Data science is a scientific field that deals with collection, preparation, processing, analysis and visualisation of data. It is difficult to estimate the exponential increase in the popularity of this subject. However, we can easily conclude that the rise of data science has enabled effective data management as well as precise data analysis.
Since data science is a relatively new course, it is yet to be integrated into the curriculum of our engineering disciplines. However, the paradox is that the industrial sector is in need of thousands of data scientists who can help in navigating a business in a market dominated by data. It is in this context that professionals are pursuing data scientist courses in Bangalore, Delhi and other places of the country aiming to take advantage of data science positions in various companies.
Essential components of data science
Data science is an interdisciplinary subject that borrows strongly from mathematics. Statistical models, probability and other computational methods are critical components of data science. Data science also relies on information theory and knowledge discovery models. Machine learning techniques, deep learning techniques, artificial neural networks and other generative networks fall under its domain.
The scope of data science also includes dimensionality reduction, feature selection, feature extraction and large scale optimization.

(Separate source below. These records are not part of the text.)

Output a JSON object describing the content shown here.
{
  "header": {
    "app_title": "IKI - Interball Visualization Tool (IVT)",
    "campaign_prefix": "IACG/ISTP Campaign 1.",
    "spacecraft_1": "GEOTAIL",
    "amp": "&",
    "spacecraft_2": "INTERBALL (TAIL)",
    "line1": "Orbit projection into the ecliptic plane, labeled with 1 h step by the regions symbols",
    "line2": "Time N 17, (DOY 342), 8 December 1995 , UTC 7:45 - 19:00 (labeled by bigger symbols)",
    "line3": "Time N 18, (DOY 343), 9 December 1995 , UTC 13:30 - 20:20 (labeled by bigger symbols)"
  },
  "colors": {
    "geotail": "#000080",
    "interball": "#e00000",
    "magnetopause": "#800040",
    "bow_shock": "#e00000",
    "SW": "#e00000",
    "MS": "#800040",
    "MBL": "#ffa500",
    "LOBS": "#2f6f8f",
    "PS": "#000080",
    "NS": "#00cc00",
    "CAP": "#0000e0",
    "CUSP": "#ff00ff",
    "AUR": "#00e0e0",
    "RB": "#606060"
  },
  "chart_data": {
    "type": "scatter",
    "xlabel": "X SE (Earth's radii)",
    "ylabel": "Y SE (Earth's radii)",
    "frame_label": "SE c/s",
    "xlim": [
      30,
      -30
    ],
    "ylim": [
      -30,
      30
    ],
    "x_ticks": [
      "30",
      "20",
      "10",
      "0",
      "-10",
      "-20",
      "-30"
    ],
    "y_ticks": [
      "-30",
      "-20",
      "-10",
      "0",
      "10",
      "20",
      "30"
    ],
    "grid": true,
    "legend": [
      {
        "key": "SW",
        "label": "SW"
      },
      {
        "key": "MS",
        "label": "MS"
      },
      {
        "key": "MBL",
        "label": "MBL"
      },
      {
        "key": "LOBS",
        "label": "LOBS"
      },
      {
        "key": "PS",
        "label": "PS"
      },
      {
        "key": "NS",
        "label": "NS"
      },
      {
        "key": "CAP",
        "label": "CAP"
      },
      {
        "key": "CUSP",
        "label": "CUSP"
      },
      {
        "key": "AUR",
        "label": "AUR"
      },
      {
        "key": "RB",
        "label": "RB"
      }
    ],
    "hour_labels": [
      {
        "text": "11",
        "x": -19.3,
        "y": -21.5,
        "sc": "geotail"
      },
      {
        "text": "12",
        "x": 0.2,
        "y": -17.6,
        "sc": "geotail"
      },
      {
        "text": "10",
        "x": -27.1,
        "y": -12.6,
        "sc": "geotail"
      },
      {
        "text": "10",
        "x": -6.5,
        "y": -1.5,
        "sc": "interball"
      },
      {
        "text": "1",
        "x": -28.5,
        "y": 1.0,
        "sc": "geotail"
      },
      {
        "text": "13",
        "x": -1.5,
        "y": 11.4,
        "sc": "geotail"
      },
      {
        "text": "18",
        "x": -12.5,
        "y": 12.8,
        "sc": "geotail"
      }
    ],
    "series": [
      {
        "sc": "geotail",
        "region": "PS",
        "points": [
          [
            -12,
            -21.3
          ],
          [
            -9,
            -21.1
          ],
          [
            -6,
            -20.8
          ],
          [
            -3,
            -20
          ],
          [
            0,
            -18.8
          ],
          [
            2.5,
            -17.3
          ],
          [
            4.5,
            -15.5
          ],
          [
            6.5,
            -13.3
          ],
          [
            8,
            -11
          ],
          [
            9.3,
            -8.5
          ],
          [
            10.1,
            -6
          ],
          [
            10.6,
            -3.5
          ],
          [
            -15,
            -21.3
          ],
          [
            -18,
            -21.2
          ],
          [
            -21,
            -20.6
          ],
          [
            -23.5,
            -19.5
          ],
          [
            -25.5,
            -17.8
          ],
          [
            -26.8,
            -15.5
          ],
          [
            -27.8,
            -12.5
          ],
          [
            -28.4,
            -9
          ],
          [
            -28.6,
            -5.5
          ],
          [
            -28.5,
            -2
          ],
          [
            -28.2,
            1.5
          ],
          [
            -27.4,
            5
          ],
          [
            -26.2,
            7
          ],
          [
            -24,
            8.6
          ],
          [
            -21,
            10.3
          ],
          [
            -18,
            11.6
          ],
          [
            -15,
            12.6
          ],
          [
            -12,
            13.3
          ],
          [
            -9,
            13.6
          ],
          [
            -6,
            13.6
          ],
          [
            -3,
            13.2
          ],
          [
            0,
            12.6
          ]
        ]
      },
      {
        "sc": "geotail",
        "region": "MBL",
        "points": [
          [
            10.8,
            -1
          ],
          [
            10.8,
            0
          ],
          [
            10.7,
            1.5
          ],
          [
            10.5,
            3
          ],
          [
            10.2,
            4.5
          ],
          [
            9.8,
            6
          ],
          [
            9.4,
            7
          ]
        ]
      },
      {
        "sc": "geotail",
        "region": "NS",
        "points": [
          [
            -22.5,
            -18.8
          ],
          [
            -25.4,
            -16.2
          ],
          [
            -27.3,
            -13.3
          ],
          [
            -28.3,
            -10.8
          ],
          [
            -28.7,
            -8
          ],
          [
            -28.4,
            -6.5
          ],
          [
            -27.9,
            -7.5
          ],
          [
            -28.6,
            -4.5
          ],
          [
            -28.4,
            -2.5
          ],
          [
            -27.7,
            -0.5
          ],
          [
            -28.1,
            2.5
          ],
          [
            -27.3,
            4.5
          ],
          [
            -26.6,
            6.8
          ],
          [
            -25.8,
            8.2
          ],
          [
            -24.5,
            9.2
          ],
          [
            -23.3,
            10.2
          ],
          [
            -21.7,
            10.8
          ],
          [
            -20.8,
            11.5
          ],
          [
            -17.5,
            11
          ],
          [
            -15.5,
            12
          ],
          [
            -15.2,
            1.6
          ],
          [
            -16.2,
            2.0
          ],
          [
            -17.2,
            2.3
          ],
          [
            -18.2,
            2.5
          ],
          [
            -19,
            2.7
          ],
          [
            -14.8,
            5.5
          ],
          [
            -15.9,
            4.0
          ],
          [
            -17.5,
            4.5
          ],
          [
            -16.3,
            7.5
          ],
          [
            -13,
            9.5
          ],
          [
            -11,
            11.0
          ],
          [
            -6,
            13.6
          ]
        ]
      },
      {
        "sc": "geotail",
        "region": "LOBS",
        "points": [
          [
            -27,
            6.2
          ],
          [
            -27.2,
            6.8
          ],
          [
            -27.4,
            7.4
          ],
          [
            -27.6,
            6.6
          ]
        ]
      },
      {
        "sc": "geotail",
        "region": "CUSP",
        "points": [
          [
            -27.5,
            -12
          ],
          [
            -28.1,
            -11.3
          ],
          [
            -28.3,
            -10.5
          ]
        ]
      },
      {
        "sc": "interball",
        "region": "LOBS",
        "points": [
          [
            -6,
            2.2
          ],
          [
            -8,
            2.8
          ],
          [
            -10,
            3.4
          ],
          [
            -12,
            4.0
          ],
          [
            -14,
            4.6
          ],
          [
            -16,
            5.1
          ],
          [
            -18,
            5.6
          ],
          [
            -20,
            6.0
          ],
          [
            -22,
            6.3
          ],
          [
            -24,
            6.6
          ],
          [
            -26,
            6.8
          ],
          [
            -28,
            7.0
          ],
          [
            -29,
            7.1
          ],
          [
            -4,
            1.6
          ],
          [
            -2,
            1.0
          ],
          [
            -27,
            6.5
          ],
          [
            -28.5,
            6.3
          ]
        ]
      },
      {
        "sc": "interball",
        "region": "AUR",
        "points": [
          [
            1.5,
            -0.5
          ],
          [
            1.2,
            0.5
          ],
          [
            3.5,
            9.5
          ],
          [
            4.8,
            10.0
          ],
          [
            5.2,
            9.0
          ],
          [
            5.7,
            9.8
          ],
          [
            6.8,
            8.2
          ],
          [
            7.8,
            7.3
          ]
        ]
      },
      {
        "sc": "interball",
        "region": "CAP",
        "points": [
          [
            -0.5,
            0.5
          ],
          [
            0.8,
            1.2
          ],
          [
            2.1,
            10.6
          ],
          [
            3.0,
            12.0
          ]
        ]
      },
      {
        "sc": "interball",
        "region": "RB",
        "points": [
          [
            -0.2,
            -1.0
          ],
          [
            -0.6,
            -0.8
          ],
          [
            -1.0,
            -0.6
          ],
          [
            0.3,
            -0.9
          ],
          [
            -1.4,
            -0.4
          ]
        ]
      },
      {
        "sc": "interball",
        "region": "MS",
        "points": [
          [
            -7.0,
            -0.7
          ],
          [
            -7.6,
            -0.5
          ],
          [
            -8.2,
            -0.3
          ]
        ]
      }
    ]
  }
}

Role of data science in knowledge discovery
Data science plays a great role in collection, processing and analysis of data. Data transforms into knowledge through a hierarchical process that we call the DIKW pyramid. The base of the pyramid is the widest and is represented by data. Data when processed becomes information. After further processing, we obtain knowledge from information. Information transforms into wisdom that represents the peak of the pyramid.
Data science also helps us in processing unstructured data and converting it into a structured form. In this way, data science helps domains like semantics, analytics, modelling as well as visualization.
When we say that data science helps in knowledge discovery, we refer to the aggregate of all the processes in the life cycle of data science that convert data into precious information and knowledge.
Data as a service
In the present times, cloud computing has revolutionized the entire ecosystem of computational services. Cloud based environments provide services like infrastructure as a service, software as a service, and platform as a service. However, the integration of data science with the cloud computing environment has led to the arrival of data as a service. This gives glimpses of the importance of data, its valuation as well as its importance to various businesses that have their base on the cloud.
Footnotes
It needs to be noted at this point in time that data as a service can become successful only when we provide security and trust in data-based services while simultaneously reducing the risks associated with the same. In one word, the sensitivity of data needs to be given utmost concern if data-based services have to flourish.